What is the relationship between cloud computing and cloud storage
Cloud computing is simply understood as the unified management and scheduling of a large number of network-connected computing resources, constituting a pool of computing resources to provide on-demand services to users. The network that provides the resources is called "cloud". This "cloud" service can be enjoyed at any time, but it is paid for.
What is cloud storage? Cloud storage is a new concept extended and developed from the concept of cloud computing. It refers to a system that provides data storage and business access functions to the outside world through a cluster application, grid technology or distributed file system, which brings together a large number of different types of storage devices in a network to work together through application software.
When the core of cloud computing system computing and processing is the storage and management of a large amount of data, a large number of storage devices need to be configured in the cloud computing system, then the cloud computing system transforms into a cloud storage system, so cloud storage is a cloud computing system with data storage and management as its core.
Just like the cloud-like WAN and Internet, cloud storage does not refer to a specific device, but to a collection of many storage devices and servers for users. When users use cloud storage, they are not using a particular storage device, but a data access service brought by the entire cloud storage system. So strictly speaking, cloud storage is not a storage, but a service.
From the perspective of the relationship between the two, the relationship between cloud storage and cloud computing is still well understood, cloud storage and cloud computing compared to cloud storage can be thought of as cloud storage configured with a large-capacity storage space of a cloud computing system.
The 3 major disadvantages of cloud computing
❶ Occasional downtime
The nature of cloud computing makes it vulnerable to server downtime.

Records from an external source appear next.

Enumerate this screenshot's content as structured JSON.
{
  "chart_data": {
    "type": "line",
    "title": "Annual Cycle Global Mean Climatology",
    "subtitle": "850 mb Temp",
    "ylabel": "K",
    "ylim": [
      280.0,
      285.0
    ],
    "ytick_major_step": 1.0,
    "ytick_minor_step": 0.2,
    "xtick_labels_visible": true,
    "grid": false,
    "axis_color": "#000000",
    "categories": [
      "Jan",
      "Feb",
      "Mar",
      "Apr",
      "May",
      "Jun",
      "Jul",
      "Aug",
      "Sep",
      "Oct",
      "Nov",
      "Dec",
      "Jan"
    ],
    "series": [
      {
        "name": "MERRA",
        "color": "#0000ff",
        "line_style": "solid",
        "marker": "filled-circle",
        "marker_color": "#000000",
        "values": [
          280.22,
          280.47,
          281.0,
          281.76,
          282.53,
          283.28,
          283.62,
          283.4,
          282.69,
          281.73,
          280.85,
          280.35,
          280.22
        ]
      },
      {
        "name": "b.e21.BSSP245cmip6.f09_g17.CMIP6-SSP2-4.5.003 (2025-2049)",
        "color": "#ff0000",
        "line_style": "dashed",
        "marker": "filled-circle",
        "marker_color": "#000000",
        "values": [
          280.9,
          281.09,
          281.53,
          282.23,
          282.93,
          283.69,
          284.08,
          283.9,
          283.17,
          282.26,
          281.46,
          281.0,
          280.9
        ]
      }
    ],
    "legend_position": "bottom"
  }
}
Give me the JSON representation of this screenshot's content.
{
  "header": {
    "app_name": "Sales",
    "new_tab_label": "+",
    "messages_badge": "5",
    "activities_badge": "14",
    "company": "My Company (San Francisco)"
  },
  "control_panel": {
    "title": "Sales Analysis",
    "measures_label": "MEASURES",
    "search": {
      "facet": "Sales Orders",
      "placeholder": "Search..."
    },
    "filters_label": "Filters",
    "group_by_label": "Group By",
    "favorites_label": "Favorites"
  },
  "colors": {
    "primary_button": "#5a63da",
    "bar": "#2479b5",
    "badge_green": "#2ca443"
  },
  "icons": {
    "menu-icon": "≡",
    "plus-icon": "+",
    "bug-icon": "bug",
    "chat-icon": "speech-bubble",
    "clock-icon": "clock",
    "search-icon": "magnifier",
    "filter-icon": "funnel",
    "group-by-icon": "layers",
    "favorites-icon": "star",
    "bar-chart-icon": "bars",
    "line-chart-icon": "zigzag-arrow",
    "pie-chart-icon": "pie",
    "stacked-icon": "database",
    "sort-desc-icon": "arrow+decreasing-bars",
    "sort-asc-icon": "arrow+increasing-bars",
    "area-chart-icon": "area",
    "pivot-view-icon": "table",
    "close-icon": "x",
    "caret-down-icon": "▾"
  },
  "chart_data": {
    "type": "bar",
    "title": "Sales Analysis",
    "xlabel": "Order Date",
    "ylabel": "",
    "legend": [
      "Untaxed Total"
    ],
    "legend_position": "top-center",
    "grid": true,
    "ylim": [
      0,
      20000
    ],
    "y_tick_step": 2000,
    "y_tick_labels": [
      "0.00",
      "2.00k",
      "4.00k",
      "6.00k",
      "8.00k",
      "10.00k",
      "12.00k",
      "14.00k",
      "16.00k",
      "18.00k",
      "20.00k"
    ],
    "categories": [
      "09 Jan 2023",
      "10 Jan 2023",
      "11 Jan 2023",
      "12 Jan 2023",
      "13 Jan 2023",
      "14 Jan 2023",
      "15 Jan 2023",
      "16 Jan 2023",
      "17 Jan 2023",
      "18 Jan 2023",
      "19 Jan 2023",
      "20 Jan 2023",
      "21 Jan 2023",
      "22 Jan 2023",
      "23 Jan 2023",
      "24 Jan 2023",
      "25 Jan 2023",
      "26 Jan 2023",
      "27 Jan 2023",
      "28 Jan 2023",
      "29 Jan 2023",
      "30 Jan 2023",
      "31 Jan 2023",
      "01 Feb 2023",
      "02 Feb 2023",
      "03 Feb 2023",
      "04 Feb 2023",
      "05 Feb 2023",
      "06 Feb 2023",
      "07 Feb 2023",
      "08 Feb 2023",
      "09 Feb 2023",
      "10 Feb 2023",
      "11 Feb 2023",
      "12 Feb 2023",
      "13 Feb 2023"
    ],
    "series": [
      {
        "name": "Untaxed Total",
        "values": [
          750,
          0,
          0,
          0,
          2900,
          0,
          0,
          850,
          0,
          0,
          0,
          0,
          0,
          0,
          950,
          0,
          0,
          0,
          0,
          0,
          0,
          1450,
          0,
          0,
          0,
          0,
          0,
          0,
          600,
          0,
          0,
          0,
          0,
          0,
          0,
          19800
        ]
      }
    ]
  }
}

During downtime, customers are forced to wait until connectivity is restored before they can access the service. Depending on the length of the downtime, this can cause serious damage to the business.
A 2020 Statista survey, for example, showed that 25 percent of respondents worldwide said their businesses lost an average of between $301,000 and $400,000 per hour in downtime. If you multiply this number by the number of downloads in a year, you can understand why downtown is a key issue for cloud computing.
❷ Limited flexibility and control
The way cloud computing operates takes away the ability of the business owner to manage and monitor the entire cloud infrastructure. This often results in the business having little control over its data. In addition, depending on the cloud service provider's management policies and end-user licensing agreements, customers may also be limited in how they can handle deployments. In most cases, when these policies are in effect, customers will have limited access to the devices, applications, and data that can be deployed on the cloud provider's servers.
❸ Vendor compatibility issues
In a competitive cloud computing environment, transitioning from one cloud provider to another has been a major annoyance in cloud computing. Although when subscribing to a cloud provider, organizations can be assured how seamless the migration to another cloud provider is. However, experience has shown that this is not always the case. There are compatibility issues. This is because certain applications that work properly on one cloud platform may not be compatible with another provider. This risk makes many people concerned about migrating resources to other cloud providers.